Business rates: doubling the large business rates supplement

  • Policy detail: The Scottish government have doubled the large business rates supplement in Scotland from 1.3p to 2.6p. In England the supplement remains at 1.3p in the pound (Scottish Property Federation, Joint Press Release, 28 April 2016, link).
  • The Scottish Chamber of Commerce (SCC), Scottish Engineering, the Scottish tourism Alliance, the Scottish Retail Consortium, and the Scottish Property Federation jointly condemned the increase. Liz Cameron of the SCC said: ‘The decision to double the large business supplement puts many Scottish businesses at a competitive disadvantage to their counterparts in England at a time when the Scottish economy is underperforming that of the UK as a whole’ (ibid.).
  • Costing methodology: In a response to a parliamentary question, the Cabinet Secretary for Finance, Derek MacKay, said that local authorities expect to receive an additional £62.4m in 2016/17. This analysis takes £62.4m in 2016/17 prices and uprates it across the scorecard using HM Treasury’s GDP deflator ( (Derek MacKay, Parliamentary Answer, 23 June 2016, link; Scottish Property Federation, Joint Press Release, 28 April 2016, link).

Residential Land and Buildings Transaction Tax (LBTT) in place of Stamp Duty Land Tax (SDLT)

  • Policy detail: LBTT is charged on property and land transactions in Scotland and replaced SDLT in Scotland from 1 April 2015 (SPICe, How will residential Land and Building Transaction Tax (LBTT) change the amount of tax paid across Scotland?, 1 April 2015, link).
  • Costing methodology: SPICe analysis shows residential LBTT revenue was 5 per cent higher than the equivalent revenue would have been with SDLT in place.

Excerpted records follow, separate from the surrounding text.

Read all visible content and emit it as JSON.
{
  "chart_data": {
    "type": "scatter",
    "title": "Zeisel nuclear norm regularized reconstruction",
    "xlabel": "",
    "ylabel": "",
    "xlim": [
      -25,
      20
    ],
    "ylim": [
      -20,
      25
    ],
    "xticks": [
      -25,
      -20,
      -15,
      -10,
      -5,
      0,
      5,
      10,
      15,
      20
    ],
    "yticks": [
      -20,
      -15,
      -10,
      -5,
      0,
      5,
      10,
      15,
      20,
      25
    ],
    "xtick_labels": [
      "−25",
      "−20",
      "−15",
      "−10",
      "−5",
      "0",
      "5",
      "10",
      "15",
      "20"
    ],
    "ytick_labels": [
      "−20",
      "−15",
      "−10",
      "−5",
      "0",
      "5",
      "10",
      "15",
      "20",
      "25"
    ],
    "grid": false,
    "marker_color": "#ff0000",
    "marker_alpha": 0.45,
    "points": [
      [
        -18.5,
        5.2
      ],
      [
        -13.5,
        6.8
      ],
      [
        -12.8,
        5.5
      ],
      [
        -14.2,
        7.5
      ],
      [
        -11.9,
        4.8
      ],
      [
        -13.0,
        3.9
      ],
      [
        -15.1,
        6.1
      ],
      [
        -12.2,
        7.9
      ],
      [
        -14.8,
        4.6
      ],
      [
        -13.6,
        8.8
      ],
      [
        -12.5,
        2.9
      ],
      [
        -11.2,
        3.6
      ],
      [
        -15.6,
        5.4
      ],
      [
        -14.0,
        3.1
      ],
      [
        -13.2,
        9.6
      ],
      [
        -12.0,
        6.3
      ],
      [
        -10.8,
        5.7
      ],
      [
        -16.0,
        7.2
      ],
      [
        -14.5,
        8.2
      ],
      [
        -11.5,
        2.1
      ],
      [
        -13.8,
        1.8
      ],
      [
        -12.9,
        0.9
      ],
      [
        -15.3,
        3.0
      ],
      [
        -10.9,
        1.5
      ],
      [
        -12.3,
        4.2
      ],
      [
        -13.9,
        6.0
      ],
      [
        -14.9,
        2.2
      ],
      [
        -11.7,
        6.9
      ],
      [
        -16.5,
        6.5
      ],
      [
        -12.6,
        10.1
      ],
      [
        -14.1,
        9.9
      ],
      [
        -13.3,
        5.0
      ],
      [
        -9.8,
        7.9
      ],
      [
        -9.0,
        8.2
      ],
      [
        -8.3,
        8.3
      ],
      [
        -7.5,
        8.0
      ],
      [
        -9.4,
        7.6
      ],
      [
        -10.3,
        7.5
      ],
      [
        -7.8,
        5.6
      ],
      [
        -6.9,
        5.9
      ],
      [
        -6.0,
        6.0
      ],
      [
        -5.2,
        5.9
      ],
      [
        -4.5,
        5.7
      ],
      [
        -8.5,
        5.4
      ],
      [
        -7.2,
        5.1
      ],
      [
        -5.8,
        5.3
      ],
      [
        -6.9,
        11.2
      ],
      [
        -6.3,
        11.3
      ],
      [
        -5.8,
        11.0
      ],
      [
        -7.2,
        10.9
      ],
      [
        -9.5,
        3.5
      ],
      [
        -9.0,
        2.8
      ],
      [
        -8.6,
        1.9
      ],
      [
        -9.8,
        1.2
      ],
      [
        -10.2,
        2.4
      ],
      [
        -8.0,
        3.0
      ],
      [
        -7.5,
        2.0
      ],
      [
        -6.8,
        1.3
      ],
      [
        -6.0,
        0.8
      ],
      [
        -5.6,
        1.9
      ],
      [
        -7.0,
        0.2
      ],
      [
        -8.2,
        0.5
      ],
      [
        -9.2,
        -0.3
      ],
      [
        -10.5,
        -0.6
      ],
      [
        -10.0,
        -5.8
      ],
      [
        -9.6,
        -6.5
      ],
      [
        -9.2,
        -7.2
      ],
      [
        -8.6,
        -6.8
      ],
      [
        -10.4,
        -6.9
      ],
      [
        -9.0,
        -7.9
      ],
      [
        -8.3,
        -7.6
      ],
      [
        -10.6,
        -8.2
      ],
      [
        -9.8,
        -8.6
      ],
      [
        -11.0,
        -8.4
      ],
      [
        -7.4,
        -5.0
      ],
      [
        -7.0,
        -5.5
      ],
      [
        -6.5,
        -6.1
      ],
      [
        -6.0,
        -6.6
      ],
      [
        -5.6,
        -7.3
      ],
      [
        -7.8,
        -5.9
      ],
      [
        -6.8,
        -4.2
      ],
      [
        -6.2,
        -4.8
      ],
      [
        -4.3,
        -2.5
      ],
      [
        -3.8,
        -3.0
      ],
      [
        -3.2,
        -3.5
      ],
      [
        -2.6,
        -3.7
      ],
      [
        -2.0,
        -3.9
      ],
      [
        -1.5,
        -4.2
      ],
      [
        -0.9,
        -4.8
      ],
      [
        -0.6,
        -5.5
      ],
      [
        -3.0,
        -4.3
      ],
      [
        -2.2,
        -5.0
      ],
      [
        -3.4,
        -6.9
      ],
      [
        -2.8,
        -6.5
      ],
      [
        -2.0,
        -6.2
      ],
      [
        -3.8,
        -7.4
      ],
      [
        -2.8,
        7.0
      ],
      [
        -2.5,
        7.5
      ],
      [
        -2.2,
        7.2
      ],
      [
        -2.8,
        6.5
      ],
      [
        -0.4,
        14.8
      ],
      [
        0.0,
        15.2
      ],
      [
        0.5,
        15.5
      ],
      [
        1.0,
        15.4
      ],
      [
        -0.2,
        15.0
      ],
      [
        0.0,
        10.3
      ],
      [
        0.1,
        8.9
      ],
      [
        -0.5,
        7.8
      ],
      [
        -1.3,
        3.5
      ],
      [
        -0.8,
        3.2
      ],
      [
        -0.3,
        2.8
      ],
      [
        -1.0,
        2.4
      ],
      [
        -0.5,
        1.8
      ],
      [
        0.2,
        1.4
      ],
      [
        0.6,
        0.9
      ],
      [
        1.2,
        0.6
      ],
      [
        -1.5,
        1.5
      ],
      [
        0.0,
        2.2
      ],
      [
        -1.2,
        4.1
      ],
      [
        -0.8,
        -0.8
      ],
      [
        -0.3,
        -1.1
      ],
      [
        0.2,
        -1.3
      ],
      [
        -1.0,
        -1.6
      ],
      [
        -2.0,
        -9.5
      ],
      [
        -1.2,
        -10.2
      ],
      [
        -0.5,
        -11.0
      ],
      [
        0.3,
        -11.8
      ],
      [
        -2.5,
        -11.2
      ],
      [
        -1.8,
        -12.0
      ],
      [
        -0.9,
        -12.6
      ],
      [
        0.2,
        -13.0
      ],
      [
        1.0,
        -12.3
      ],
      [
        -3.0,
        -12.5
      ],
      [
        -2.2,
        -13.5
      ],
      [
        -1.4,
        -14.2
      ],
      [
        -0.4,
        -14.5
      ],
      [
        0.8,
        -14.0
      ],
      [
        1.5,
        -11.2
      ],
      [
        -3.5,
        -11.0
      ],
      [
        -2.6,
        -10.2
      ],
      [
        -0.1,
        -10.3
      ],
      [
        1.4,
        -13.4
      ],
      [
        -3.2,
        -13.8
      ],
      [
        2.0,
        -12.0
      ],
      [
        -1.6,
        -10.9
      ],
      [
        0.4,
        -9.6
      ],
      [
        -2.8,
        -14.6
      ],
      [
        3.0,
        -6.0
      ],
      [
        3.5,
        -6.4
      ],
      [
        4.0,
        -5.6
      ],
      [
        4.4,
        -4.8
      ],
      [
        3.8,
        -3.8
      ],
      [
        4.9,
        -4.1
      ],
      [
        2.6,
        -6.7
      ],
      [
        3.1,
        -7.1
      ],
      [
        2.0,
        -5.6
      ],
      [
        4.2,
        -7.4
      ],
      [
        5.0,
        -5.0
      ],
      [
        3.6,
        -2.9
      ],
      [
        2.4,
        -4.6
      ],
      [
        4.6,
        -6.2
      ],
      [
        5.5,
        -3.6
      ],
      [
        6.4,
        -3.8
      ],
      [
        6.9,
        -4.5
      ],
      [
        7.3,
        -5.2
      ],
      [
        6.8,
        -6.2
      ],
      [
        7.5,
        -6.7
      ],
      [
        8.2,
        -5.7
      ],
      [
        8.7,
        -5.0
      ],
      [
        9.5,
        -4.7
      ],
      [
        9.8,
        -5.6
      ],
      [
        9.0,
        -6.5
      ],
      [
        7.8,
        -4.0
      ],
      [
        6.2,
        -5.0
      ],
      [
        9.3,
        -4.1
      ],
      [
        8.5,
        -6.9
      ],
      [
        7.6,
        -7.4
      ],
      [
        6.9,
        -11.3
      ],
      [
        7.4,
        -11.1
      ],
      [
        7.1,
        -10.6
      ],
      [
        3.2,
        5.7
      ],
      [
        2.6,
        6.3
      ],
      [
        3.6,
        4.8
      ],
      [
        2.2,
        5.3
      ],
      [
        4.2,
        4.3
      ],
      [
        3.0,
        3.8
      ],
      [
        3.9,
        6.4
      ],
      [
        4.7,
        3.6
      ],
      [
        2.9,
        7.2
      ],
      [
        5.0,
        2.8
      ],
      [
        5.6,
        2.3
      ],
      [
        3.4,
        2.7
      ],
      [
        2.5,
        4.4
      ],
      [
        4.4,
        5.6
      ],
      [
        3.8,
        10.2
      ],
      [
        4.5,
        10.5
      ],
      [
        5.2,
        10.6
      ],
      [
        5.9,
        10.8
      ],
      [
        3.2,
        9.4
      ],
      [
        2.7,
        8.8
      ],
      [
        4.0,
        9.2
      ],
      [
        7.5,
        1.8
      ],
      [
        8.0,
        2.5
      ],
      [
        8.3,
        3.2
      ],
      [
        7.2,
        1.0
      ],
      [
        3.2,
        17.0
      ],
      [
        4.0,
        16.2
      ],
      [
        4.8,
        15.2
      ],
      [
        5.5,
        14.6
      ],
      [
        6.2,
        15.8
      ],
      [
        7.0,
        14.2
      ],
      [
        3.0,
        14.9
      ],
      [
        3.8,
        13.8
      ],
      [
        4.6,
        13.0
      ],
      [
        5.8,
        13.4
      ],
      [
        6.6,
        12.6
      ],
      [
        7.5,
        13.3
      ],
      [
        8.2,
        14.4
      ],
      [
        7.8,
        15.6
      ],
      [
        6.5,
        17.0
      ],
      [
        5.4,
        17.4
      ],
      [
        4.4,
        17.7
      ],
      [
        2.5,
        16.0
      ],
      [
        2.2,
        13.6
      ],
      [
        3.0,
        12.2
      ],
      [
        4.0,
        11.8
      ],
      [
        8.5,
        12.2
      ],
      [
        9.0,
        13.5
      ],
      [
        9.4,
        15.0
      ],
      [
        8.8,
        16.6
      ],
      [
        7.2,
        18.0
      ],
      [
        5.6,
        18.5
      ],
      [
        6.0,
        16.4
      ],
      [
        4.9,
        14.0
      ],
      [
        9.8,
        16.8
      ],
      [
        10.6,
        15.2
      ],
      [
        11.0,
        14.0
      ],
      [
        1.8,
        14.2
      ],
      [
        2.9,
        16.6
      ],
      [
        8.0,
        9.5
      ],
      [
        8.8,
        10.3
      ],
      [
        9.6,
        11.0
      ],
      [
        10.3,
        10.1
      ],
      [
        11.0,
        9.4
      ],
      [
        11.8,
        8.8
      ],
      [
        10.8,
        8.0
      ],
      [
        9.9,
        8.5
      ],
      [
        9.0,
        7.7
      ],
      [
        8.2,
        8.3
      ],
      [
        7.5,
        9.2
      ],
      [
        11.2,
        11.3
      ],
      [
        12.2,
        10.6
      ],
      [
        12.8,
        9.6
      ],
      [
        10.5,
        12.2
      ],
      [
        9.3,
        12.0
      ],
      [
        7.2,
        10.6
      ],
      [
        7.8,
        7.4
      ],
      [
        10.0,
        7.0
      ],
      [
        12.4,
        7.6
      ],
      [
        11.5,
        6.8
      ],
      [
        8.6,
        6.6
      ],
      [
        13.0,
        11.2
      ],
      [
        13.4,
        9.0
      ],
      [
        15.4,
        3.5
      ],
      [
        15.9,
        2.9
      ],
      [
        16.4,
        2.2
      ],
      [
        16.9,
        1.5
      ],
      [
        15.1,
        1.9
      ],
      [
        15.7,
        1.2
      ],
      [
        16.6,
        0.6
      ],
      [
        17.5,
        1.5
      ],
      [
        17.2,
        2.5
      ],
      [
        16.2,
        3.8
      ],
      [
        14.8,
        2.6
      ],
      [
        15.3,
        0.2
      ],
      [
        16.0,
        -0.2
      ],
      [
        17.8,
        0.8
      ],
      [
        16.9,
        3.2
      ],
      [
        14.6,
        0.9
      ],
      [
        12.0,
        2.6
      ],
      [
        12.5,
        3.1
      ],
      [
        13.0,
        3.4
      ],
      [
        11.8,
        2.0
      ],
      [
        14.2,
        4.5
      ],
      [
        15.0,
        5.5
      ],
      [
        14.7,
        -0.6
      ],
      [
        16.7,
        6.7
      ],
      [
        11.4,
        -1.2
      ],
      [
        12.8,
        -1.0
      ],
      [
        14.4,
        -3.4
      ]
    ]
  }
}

To estimate the ongoing difference between LBTT revenue and revenue that would have been raised under SDLT, this analysis takes 5 per cent of the forecast residential LBTT revenue (SPICe, How will residential Land and Building Transaction Tax (LBTT) change the amount of tax paid across Scotland?, 1 April 2015, link; Scottish Parliament, Finance Committee agenda, 13 January 2016, p.16, link).

Cut in Air Passenger Duty

  • Policy detail: The Scottish Government have committed to halve the burden of APD with the reduction beginning in April 2018 and delivered in full by the end of the next Parliament (SNP, Manifesto, May 2016, link).

Costing methodology: The Fraser of Allander Institute has estimated the cost of this policy (Fraser of Allander Institute, Scotland’s Budget – 2016, September 2016, Table 2.7, p.49, link).